GOOD LOANS VERSUS BAD LOANS

So what is the difference between good and bad loans? When should one seek for credit?

“Opportunity favours the bold” this is a lesson that I learned early on, and have used to guide the Virgin story.

If somebody offers you an amazing opportunity but you are not sure you can do it, say yes “then learn how to do it later!” Richard Branson

Life presents us with multiple investment opportunities which are time-bound. In most cases, we are not  able to seize the opportunities either out of fear of failure, risk or lack of funds to start off.

The tips below will help you weigh on when to seek credit and when not to.

Good loans are those you take for investment with a higher rate of return than the cost of the loan.

This means that if you take a loan to put up a building, the rate of return should be higher than the interest that you are paying on that loan.

When you take a loan to purchase a piece of land, it is an investment that may not give you instant income but because land appreciates with time, the future benefits are worth the investments and it is, therefore, a good loan.

You can also take a loan to build your own home, start a business which is still a kind of investment as long as you are careful about the kind of returns you will get from the investments.

A good loan should also be short term or medium term.

Long term loans end up tying a person to that debt for a long time limiting the ability to exploit other opportunities.

The longer the duration a loan takes, the higher the cost and the more it ties you from undertaking other major investment projects. A mortgage borders between a good and bad loan depending on one’s ability to pay it off within a short time thereby getting room to focus on other investment projects.; unfortunately the majority of people pay mortgages throughout their working life which ends up being extremely expensive and limits the ability to take up other investment opportunities.

Good loans are taken with a clear purpose and a clear repayment plan.

Before taking a loan be clear on why you need the loan and ensure the whole amount goes to the intended purpose.

Avoid diverting money to other projects not planned for. Have a clear plan on how you intend to service the loan on a regular basis.

Good loans are timely

When you walk your Bank or Sacco for credit, you sure have a financial/ investment need that you want to be met at that time.
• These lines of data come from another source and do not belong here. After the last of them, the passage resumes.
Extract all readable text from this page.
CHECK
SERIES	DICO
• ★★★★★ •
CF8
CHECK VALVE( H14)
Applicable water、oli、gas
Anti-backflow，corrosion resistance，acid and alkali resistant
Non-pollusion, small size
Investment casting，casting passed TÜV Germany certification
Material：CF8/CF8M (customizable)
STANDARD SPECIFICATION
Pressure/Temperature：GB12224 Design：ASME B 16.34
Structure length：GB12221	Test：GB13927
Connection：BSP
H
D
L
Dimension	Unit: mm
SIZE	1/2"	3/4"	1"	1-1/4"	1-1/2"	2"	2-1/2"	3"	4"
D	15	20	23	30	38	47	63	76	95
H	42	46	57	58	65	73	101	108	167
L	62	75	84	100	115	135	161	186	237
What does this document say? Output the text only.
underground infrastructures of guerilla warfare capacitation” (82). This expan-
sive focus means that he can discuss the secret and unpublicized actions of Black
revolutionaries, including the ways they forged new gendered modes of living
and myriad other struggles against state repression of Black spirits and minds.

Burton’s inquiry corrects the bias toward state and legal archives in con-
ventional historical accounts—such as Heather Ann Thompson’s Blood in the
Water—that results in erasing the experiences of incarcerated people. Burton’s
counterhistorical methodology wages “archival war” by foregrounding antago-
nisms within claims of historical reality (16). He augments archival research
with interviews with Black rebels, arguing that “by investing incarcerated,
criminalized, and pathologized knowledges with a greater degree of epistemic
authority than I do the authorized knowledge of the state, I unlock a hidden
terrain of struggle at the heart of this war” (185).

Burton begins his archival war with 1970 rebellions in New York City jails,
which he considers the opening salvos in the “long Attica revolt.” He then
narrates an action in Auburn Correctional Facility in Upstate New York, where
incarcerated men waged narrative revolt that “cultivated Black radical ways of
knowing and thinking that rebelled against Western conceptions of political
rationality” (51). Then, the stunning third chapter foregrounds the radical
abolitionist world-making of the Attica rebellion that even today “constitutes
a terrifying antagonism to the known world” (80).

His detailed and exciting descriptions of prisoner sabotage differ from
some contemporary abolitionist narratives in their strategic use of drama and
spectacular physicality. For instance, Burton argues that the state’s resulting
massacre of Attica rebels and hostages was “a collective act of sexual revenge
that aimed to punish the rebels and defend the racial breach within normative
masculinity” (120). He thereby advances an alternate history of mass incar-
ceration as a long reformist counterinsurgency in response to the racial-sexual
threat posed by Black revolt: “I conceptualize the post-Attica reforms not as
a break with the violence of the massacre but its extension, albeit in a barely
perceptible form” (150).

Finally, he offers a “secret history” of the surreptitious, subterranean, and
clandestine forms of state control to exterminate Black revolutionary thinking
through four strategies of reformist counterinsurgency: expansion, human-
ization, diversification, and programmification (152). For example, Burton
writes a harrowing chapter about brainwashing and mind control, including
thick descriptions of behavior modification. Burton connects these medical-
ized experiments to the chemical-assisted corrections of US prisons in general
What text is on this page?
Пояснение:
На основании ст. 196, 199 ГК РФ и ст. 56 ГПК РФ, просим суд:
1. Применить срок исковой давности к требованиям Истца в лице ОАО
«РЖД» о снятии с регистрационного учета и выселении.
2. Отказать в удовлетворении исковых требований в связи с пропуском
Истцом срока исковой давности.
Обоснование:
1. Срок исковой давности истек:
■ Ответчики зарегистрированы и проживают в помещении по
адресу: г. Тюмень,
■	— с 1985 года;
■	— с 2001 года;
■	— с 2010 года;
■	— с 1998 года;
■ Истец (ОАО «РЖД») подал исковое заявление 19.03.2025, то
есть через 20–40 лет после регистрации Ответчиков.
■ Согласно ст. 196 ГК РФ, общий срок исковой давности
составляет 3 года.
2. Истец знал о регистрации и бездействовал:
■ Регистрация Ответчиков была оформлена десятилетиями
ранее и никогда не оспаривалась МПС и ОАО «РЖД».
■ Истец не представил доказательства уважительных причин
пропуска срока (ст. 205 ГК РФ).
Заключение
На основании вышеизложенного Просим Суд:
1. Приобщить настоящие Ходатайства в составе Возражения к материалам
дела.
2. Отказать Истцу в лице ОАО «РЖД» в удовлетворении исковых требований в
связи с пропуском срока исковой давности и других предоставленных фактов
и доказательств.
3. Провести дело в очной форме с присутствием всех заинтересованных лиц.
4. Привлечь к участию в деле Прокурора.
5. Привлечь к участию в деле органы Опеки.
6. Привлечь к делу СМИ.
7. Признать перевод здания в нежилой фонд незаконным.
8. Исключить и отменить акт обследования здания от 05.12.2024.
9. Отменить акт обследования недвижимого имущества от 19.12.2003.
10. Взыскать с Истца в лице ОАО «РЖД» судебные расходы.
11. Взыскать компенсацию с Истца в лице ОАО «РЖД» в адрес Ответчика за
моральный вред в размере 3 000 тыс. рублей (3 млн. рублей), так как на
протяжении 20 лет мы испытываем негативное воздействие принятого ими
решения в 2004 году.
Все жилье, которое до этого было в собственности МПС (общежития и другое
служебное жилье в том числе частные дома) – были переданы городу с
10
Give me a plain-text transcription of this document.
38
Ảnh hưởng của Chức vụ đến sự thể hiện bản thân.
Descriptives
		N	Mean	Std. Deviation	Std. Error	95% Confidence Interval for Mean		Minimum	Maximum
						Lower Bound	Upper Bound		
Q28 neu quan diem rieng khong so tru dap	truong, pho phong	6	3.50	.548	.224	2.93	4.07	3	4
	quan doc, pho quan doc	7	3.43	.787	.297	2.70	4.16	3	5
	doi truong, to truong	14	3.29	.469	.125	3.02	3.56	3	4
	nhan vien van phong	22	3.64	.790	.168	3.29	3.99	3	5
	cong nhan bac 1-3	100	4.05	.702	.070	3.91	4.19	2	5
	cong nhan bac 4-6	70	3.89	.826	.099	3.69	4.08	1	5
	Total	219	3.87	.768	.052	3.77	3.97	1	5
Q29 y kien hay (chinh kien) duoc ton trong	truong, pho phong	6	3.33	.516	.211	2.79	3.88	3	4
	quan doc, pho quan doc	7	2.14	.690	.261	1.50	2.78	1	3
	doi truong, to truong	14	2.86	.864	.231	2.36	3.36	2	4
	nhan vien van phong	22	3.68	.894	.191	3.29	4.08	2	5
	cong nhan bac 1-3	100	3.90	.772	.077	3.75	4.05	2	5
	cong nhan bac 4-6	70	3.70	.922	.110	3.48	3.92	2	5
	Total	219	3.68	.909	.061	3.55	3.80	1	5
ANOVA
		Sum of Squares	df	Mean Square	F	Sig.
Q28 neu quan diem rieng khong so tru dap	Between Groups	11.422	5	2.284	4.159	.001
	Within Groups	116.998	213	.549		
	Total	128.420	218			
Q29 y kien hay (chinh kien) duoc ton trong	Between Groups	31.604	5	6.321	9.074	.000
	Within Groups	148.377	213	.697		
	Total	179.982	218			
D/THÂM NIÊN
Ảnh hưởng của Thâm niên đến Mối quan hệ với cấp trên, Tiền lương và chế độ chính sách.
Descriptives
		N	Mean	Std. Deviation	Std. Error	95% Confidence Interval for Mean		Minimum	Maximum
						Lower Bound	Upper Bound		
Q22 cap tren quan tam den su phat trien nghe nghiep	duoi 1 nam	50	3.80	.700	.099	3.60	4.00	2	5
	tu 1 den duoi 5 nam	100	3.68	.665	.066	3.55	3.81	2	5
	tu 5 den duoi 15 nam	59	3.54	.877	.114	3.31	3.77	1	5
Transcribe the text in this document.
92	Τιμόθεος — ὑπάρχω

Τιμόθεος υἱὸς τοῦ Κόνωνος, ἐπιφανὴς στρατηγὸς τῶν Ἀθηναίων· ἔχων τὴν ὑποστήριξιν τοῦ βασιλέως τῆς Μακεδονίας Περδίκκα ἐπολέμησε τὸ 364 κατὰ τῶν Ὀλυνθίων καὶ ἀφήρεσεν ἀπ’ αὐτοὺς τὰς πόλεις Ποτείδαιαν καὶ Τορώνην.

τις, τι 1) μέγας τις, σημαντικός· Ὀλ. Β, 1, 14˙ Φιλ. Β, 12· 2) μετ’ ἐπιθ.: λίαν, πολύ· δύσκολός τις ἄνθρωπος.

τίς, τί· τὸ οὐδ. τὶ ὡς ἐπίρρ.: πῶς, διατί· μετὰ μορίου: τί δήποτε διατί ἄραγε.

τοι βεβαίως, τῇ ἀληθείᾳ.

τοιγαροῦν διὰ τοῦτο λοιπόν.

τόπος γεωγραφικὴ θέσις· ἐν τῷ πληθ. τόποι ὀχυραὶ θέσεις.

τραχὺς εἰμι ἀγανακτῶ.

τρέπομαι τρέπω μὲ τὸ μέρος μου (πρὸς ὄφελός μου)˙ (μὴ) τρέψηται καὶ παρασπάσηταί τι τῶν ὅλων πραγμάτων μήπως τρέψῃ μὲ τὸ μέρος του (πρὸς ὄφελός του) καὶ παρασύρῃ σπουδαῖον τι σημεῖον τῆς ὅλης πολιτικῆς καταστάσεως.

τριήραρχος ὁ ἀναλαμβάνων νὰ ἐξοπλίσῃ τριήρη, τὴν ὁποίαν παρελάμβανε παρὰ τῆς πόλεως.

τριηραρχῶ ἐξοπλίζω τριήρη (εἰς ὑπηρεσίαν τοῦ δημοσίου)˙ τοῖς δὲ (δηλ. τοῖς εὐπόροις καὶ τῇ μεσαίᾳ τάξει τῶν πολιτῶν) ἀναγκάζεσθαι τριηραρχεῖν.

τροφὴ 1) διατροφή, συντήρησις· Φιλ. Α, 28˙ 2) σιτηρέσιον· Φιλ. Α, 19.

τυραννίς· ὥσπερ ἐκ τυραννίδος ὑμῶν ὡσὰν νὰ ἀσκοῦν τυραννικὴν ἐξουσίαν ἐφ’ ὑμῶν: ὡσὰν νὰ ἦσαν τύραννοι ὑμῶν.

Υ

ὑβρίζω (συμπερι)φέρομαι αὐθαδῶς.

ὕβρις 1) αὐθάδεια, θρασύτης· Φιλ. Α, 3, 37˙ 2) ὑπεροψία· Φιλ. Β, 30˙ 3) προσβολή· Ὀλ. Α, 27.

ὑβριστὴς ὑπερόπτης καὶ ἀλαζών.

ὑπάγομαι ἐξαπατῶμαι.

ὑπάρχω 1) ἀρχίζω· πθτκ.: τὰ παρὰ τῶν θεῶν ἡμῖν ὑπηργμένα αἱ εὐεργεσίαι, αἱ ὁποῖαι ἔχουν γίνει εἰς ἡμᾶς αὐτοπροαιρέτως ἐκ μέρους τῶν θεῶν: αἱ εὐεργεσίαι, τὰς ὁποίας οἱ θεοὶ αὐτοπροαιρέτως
You might have noticed a prime plot on sale and you want to seize the opportunity; therefore money released a month later might make you lose the opportunity.

Good loans are affordable

One of the major things to consider before taking up a loan is the interest rate. The benefits of an expensive loan may end up being outweighed by the cost of the debt. Look at the interest rates, the pricing and the duration. This will help you make a sound decision on whether to take a loan or not.

Bad loans are what you take for consumption.

This does not necessarily mean spending luxuriously or aimlessly. They are bad loans since they do not have any returns or benefits hence the word consumption. A loan that you take to pay school fees, buy a car for personal use among others fall under this category simply because these are things that you need to plan for since they are not instant emergencies. Instead of taking a loan to pay school fees, plan how to pay school fees.

A loan for a public service vehicle is an investment. It brings in returns unlike the loan for a personal use car.

Taking a loan to pay a hospital bill also falls under a bad loan. There are health covers that help to save for the medical bills in advance. This helps in avoiding to incur a loan that you could have avoided by simply saving for it. It’s better to pay a premium for a medical cover than paying off a loan over the same.

” Impulse loans” are Bad loans

These are loans taken because of their availability other than a genuine need for the money. These include credit cards, mobile loans, borrowing from shylocks or hire purchase. Unless it’s extremely an emergency, it is good to avoid these loans and in unavoidable circumstances, repay them as soon as possible. If you do your calculations on the interest rates, you find that the loans end up being extremely expensive.